Неужто для этой простой мысли Бог должен спуститься на Землю?
– Ну, так у солдата приказ… – сказал откуда-то сбоку Иван Громов.
– Вот будет тебе приказ в мать свою стрелять – выполнишь? – спросил Плотников. Громов помолчал, но сказал:
– Так то мать. А то враг. Я не выстрелю – так он в меня выстрелит… – В том-то и суть: зло найдет слабину… – кивнул Плотников. – Но разве Господь в этом виноват?
– Он, он виноват. Пусть возьмет нас за руку и отведет. В светлое завтра… – засмеялся Алферов.
– Э, нет… – сказал Плотников. – Сам, все сам.

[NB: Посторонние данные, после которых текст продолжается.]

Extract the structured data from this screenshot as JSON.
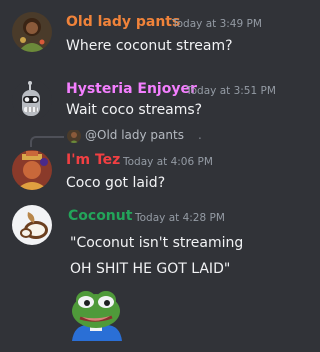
{
  "messages": [
    {
      "username": "Old lady pants",
      "timestamp": "Today at 3:49 PM",
      "lines": [
        "Where coconut stream?"
      ],
      "name_color": "#f0833a"
    },
    {
      "username": "Hysteria Enjoyer",
      "timestamp": "Today at 3:51 PM",
      "lines": [
        "Wait coco streams?"
      ],
      "name_color": "#f47fff"
    },
    {
      "reply_to": "@Old lady pants",
      "reply_suffix": ".",
      "username": "I'm Tez",
      "timestamp": "Today at 4:06 PM",
      "lines": [
        "Coco got laid?"
      ],
      "name_color": "#f23f42"
    },
    {
      "username": "Coconut",
      "timestamp": "Today at 4:28 PM",
      "lines": [
        "\"Coconut isn't streaming",
        "OH SHIT HE GOT LAID\""
      ],
      "name_color": "#23a55a",
      "emoji": "pepe-emoji"
    }
  ],
  "colors": {
    "background": "#313338",
    "timestamp": "#949ba4",
    "message_text": "#f2f3f5"
  }
}
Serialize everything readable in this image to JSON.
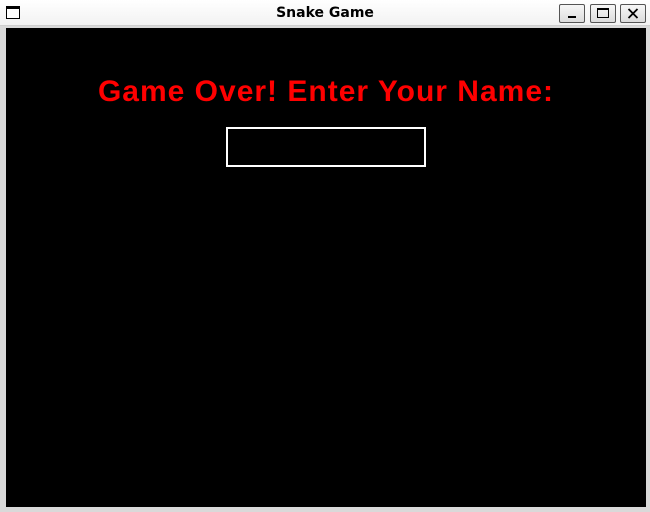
{
  "window": {
    "title": "Snake Game"
  },
  "icons": {
    "app": "window-icon",
    "minimize": "minimize-icon",
    "maximize": "maximize-icon",
    "close": "close-icon"
  },
  "game": {
    "message": "Game Over! Enter Your Name:",
    "message_color": "#ff0000",
    "background": "#000000",
    "name_input": {
      "value": "",
      "border_color": "#ffffff"
    }
  }
}
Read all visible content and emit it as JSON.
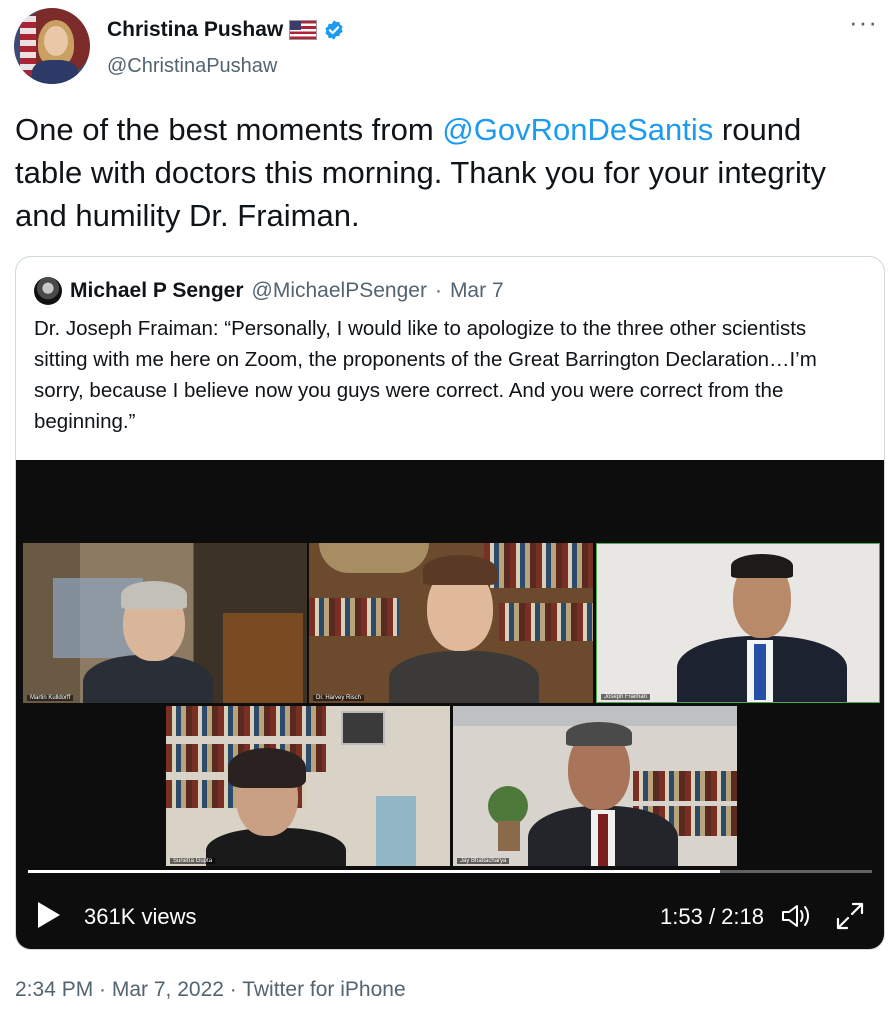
{
  "author": {
    "display_name": "Christina Pushaw",
    "handle": "@ChristinaPushaw",
    "flag_icon": "us-flag-icon",
    "verified_icon": "verified-badge-icon"
  },
  "more_menu": "···",
  "tweet": {
    "mention": "@GovRonDeSantis",
    "text_before": "One of the best moments from ",
    "text_after": " round table with doctors this morning. Thank you for your integrity and humility Dr. Fraiman."
  },
  "quote": {
    "display_name": "Michael P Senger",
    "handle": "@MichaelPSenger",
    "separator": "·",
    "date": "Mar 7",
    "text": "Dr. Joseph Fraiman: “Personally, I would like to apologize to the three other scientists sitting with me here on Zoom, the proponents of the Great Barrington Declaration…I’m sorry, because I believe now you guys were correct. And you were correct from the beginning.”"
  },
  "video": {
    "participants": [
      "Martin Kulldorff",
      "Dr. Harvey Risch",
      "Joseph Fraiman",
      "Sunetra Gupta",
      "Jay Bhattacharya"
    ],
    "views": "361K views",
    "time": "1:53 / 2:18",
    "progress_fraction": 0.82
  },
  "footer": {
    "timestamp": "2:34 PM · Mar 7, 2022 · Twitter for iPhone"
  },
  "colors": {
    "link": "#1d9bf0",
    "muted": "#536471",
    "text": "#0f1419",
    "active_speaker_border": "#4caf50"
  }
}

Для того и даны человеку по максимуму разум, любовь, совесть.
– Взрослый человек, а в совесть веришь? – насмешливо проговорил Матвей Алферов.
– Верю… – сказал Плотников. – И ты веришь.
Тут он перевел взгляд на Якова Алферова и сказал:
– И мать твоя верила, ведь так?
Яков, который до сих пор весь этот разговор слушал вполуха, поперхнулся и удивленно уставился на Плотникова. Матвей тоже глянул на брата, а потом – на Плотникова. Тут же начался какой-то общий галдеж – на Плотникова разом накинулись Фомин и Семен Каменев, и никто за всем этим не заметил, как братья Алферовы ушли в себя, каждый по своему.
Матвей подумал о матери. Она умерла три года назад, и с тех пор его томили разные мысли, и прежде всего вопрос смерти. «И что же – вот так все и кончится?» – думал он, глядя, как могильщики засыпают землей могилу. Они с братом отгрохали матери большой памятник из черного камня – стоит она и смотрит вдаль грустными глазами, была у них такая фотка. Ничего сравнимого не было на кладбище, да и в городе ни один памятник, даже погибшим в Великой Отечественной, в подметки не годился тому, который они поставили своей матери. От этого Матвей чувствовал некоторое удовлетворение. Но на вопрос, который он задал себе у могилы, этот памятник не отвечал. Даже более того – от памятника становилось страшнее.
Жизнь как-то так складывалась, что Матвей не мог понять, будут ли у него дети, а если и будут, то захотят ли они поставить ему пусть не такой, но хоть какой-то памятник. «Закопают в траншее в необшитом гробу…» – травил он себе душу. Траншея для бедняцких могил была на окраине кладбища, он как-то раз пошел туда посмотреть. На могилах стояли деревянные – из двух дощечек – кресты с надписями карандашом. Матвею стало жутко, хоть он и сказал себе тут же, что ему в могиле на самом деле будет уже во всех смыслах глубоко плевать.